Не стоит говорить, сколько я узнала и поняла о себе за это время, но насколько мало я успела уловить про другого человека. «Почему ты со всеми нами нянькаешься?», – не устаю спрашивать я. Хотя предполагаю ответ – просто так надо. Это про любовь и принятие: да, как у добрых родителей, бабушек и настоящих друзей – все то же самое. Часто бывает, что, устраняя какие-то проблемы в жизни, мы бодро и радостно обретаем их снова и снова. И работу приходится начинать сначала. Изменить человека – идея утопическая, но ведь можно попробовать помочь ему изменить свой взгляд на мир, не так ли?

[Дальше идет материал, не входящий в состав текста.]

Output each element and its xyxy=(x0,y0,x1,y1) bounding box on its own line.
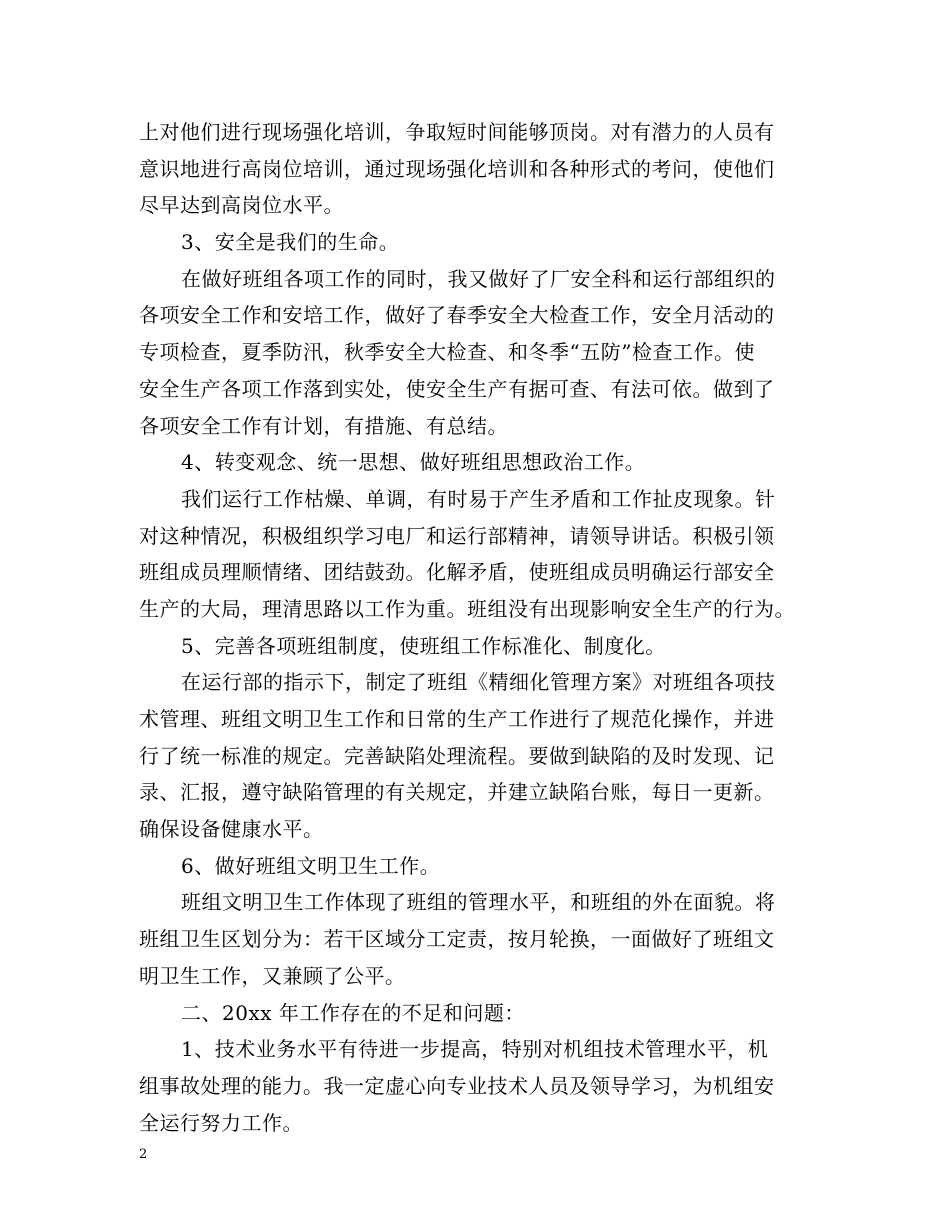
section-heading: 4、转变观念、统一思想、做好班组思想政治工作。 xyxy=(181,450,646,475)
body-line: 班组成员理顺情绪、团结鼓劲。化解矛盾，使班组成员明确运行部安全 xyxy=(139,560,775,585)
paragraph-first-line: 班组文明卫生工作体现了班组的管理水平，和班组的外在面貌。将 xyxy=(181,890,776,915)
body-line: 生产的大局，理清思路以工作为重。班组没有出现影响安全生产的行为。 xyxy=(139,596,795,621)
document-body xyxy=(139,114,819,1141)
body-line: 组事故处理的能力。我一定虚心向专业技术人员及领导学习，为机组安 xyxy=(139,1073,775,1098)
body-line: 行了统一标准的规定。完善缺陷处理流程。要做到缺陷的及时发现、记 xyxy=(139,743,775,768)
body-line: 尽早达到高岗位水平。 xyxy=(139,193,344,218)
body-line: 术管理、班组文明卫生工作和日常的生产工作进行了规范化操作，并进 xyxy=(139,707,775,731)
body-line: 全运行努力工作。 xyxy=(139,1110,303,1135)
body-line: 各项安全工作和安培工作，做好了春季安全大检查工作，安全月活动的 xyxy=(139,303,775,328)
body-line: 意识地进行高岗位培训，通过现场强化培训和各种形式的考问，使他们 xyxy=(139,156,775,181)
section-heading: 5、完善各项班组制度，使班组工作标准化、制度化。 xyxy=(181,633,666,658)
paragraph-first-line: 在运行部的指示下，制定了班组《精细化管理方案》对班组各项技 xyxy=(181,670,776,695)
body-line: 对这种情况，积极组织学习电厂和运行部精神，请领导讲话。积极引领 xyxy=(139,523,775,548)
body-line: 确保设备健康水平。 xyxy=(139,817,324,842)
body-line: 上对他们进行现场强化培训，争取短时间能够顶岗。对有潜力的人员有 xyxy=(139,120,775,144)
body-line: 明卫生工作，又兼顾了公平。 xyxy=(139,963,406,988)
body-line: 各项安全工作有计划，有措施、有总结。 xyxy=(139,413,508,438)
paragraph-first-line: 在做好班组各项工作的同时，我又做好了厂安全科和运行部组织的 xyxy=(181,266,776,291)
paragraph-first-line: 我们运行工作枯燥、单调，有时易于产生矛盾和工作扯皮现象。针 xyxy=(181,486,776,511)
body-line: 班组卫生区划分为：若干区域分工定责，按月轮换，一面做好了班组文 xyxy=(139,927,775,952)
section-heading: 二、20xx 年工作存在的不足和问题： xyxy=(181,1000,525,1025)
section-heading: 3、安全是我们的生命。 xyxy=(181,230,400,255)
body-line: 安全生产各项工作落到实处，使安全生产有据可查、有法可依。做到了 xyxy=(139,376,775,401)
page-number: 2 xyxy=(139,1147,148,1162)
paragraph-first-line: 1、技术业务水平有待进一步提高，特别对机组技术管理水平，机 xyxy=(181,1037,769,1062)
body-line: 录、汇报，遵守缺陷管理的有关规定，并建立缺陷台账，每日一更新。 xyxy=(139,780,775,805)
section-heading: 6、做好班组文明卫生工作。 xyxy=(181,853,441,878)
body-line: 专项检查，夏季防汛，秋季安全大检查、和冬季“五防”检查工作。使 xyxy=(139,340,755,365)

Несмотря на то, что больше половины мыслей о любви, которые здесь есть, родились в разговорах с Юрой, шаман не тот человек, к которому бежишь с расспросами о сердечных делах. Его кабинет не поликлиника больных сердец, а, скорее, комната лечения души. «Твою жизнь за тебя я прожить не смогу, я даю возможность тебе ее устроить, дальше – сама», – говорит Юра. И ты немного расстраиваешься от того, что за свое счастье нужно взять ответственность на себя, нет волшебной таблетки от всех бед и глупостей, которые сопровождают нашу жизнь. Но когда в ней есть человек, к которому можно обратиться за мудростью, советом или просто поныть, – это уже большая удача.
Написать о твоем отце
«Напиши о моем отце как-нибудь», – говорит Ксюша. По гигантским бокалам разлита не первая бутылка вина. Я в этот день по смешному стечению обстоятельств придерживаюсь безалкогольного пива и больше всего мне хочется взять Ксю на ручки и погладить по огромной кудрявой гриве. Девочка моя. Сложно представить себе более беззащитного и искреннего великана.
«Напишу», – обещаю я. Хорошая моя, я все что угодно напишу, лишь бы ты улыбалась. Только вот мои любимые привычные методы интервью тут бессильны – человека уже нет, и напоминает о нем только фотография в кухне. Бью себя по зубам мысленно: как же я могу написать хотя бы строчку про человека, которого видела только на фотографии. Я писатель, я могу и мир сказочный сочинить, только вот такой я плохой писатель, что не умею. И врать не буду.
Потому давайте это будет просто обычное утро в Листвянке.
Сиреневые кусты уже пустили зелень, но она еще мерзнет по утрам. Когда ветер с Байкала, не замерзнет только дурной или китайский турист. Эти все равно: они так проникаются величием озера, что готовы хоть по льду от МРС до Ольхона чемоданы на себе тащить, хоть, прогибаясь под стальным, бессовестным ледяным ветром, видами рассвета наслаждаться.
Сиреневая зелень жмется в комок, призрак собаки Хары тоже подмерзает. Но собаки уже нет, нет и многого, что было важно в этом доме. А рассвет вот остается неизменным – он приходит каждое утро. Нравится нам это или же не очень.
Голова отлепляется от подушки – вот он рядом, долгожданный стакан воды. Три раза моргнуть, один – зевнуть. Рука, четыре жадных глотка. Вчера было сказано и выпито чуть больше, чем оно того стоило. Укутаться в одеяло – и на балкон. Привет, китайские туристы. Сегодня будут снова врать, что видели Аллу Пугачеву на балконе того самого замка, или любовницу Льва Лещенко – неважно. Могу быть хоть Борисом Ельциным – они все равно мало понимают.
Вряд ли, конечно, «примадонна» вышла бы на балкон с таким усталым и помятым лицом. Сказалась и нервная рабочая неделя, и вчерашние излияния у камина. Ветер еще этот. Привет, старина Байкал, гудел ты ночью, а тут вот уже успокаиваешься. Ты всегда знаешь, что делать в нужный момент – хотела бы и я.
Босыми, зябкими ногами по мраморной лестнице в гостиную: заварить травяной чай и включить какой-нибудь малоосмысляемый сериал. Она собирает бокалы и тарелки – следы вчерашнего веселья. Что же там такого важного было? А, говорили о семье. Ну тут как Лев Толстой прописал: все и по-своему. И еще привирают обычно.
Чайник бурлит, а тарелки сами себя не помоют, но это позже. Огромная кружка, с чабрецом. Смахнуть пыль с камина – горел вчера знатно, но уже впору вызывать трубочиста. А может, самой в него слазить? Так быстрее и проще будет.